Now, contextually read that portion of the Debate extracted in the NJAC judgment itself. Nothing is left to the imagination as to where the sympathies of the majority lay notwithstanding what our framers thought, observed, and said in the Constituent Assembly. That would suggest something to the ‘value’ of the Debates, in judicial interpretations.

“It is surprising, that the Chief Justice of India, on account of the position he holds as pater familias of the judicial fraternity, and on account of the serious issues, that come up for judicial adjudication before him, which have immeasurable political and financial consequences, besides issues of far reaching public interest, was suspected by none other than Dr. B.R. Ambedkar, during the course of the Constituent Assembly debates, when he declined to accept the suggestions made by some Members of the Constituent Assembly, that the selection and appointment of Judges to the higher judiciary should be made with the “concurrence” of the Chief Justice of India, by observing, that even though the Chief Justice of India was a very eminent person, he was after all just a man with all the failings, all the sentiments, and all the prejudices, which common people have. And therefore, the Constituent Assembly did not leave it to the individual wisdom of the Chief Justice of India, but required consultation with a plurality of Judges, by including in the consultative process (at the discretion of the President of India), not only Judges of the Supreme Court of India, but also Judges of High Courts (in addition to the mandatory consultation with the Chief Justice of India).”

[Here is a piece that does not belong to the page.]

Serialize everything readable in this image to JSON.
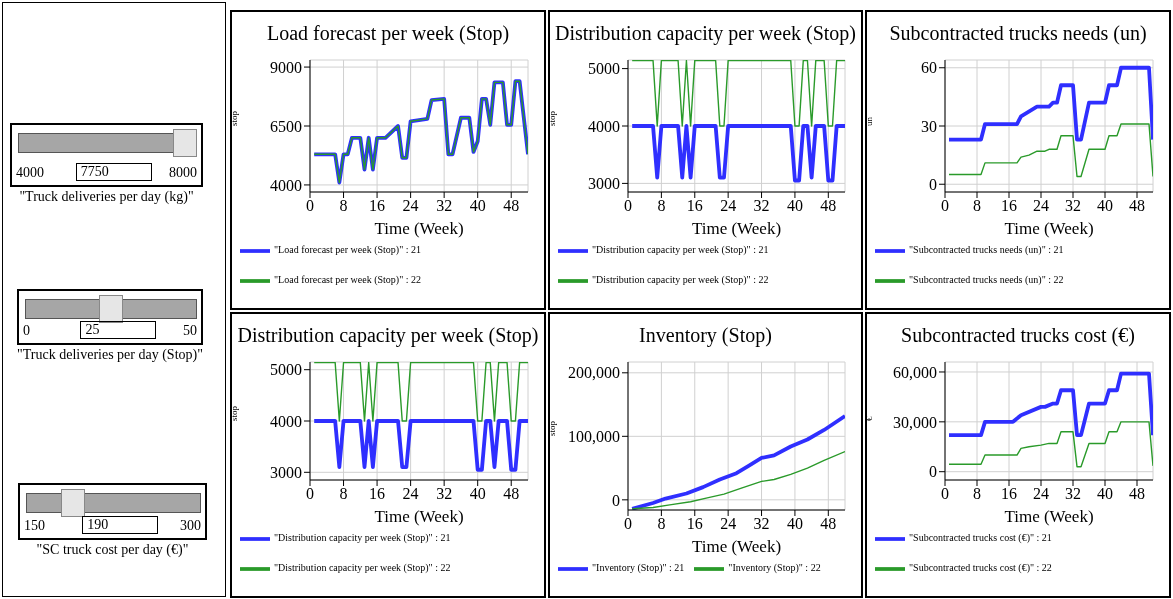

This is how the majority went on to summarise the findings from the Debates.
“The discussion leading up to the Constituent Assembly Debates and relating to the appointment of judges clearly brings out that: (1) The independence of the judiciary was unflinchingly accepted by all policy and decision makers;(2) The appointment of judges of the Supreme Court and the High Courts was to be through a consultative process between the President and the Chief Justice of India, neither of whom had unfettered discretion in the matter; (3) In any event, the political executive had no role or a very little role to play in the decision-taking process. Notwithstanding this, the political executive did interfere in the appointment process as evidenced by the Memorandum prepared in the Conference of Chief Justices by, inter alia, recommending persons for appointment as judges of the High Court. Resultantly, the appointment of judges to the High Courts was not always on merit and sometimes without the recommendation of the Chief Justice of the High Court;
(4) A constitutional convention existed that the appointment of judges should be made in conformity with the views of the Chief Justice of India (5) The proposal for the appointment of a judge of the Supreme Court or a High Court could originate from the President (although it never did) or the Chief Justice of India and regardless of the origin, it would normally be accepted. However, the possibility of the President giving in to political or party pressures was not outside the realm of imagination. (6) Historically, the Chief Justice of India was always consulted in the matter of appointment of judges, and conventionally his concurrence was always taken regardless of whether a recommendation for appointment originated from the Chief Justice of the High Court or the political executive. It is in this light that the discussion in the Constituent Assembly on the issue of appointment of judges to the Supreme Court and the High Courts deserves to be appreciated. (7) It remained a grey area whether in the appointment of judges, the President was expected to act on his/her own or on the advice of the political executive”

It is on the basis of these findings that the majority concluded that the presence of the Union Law Minister in the selection panel of Eminent persons under NJAC was antithetical to the precept and practice of Independent Judiciary as a Basic Structure of the Constitution- as affirmed in Keshavananda Bharati verdict. Let the reader judge the judges on their understanding of what our framers of the Constitution left for us. That takes us to where we anyway ought to go Musing.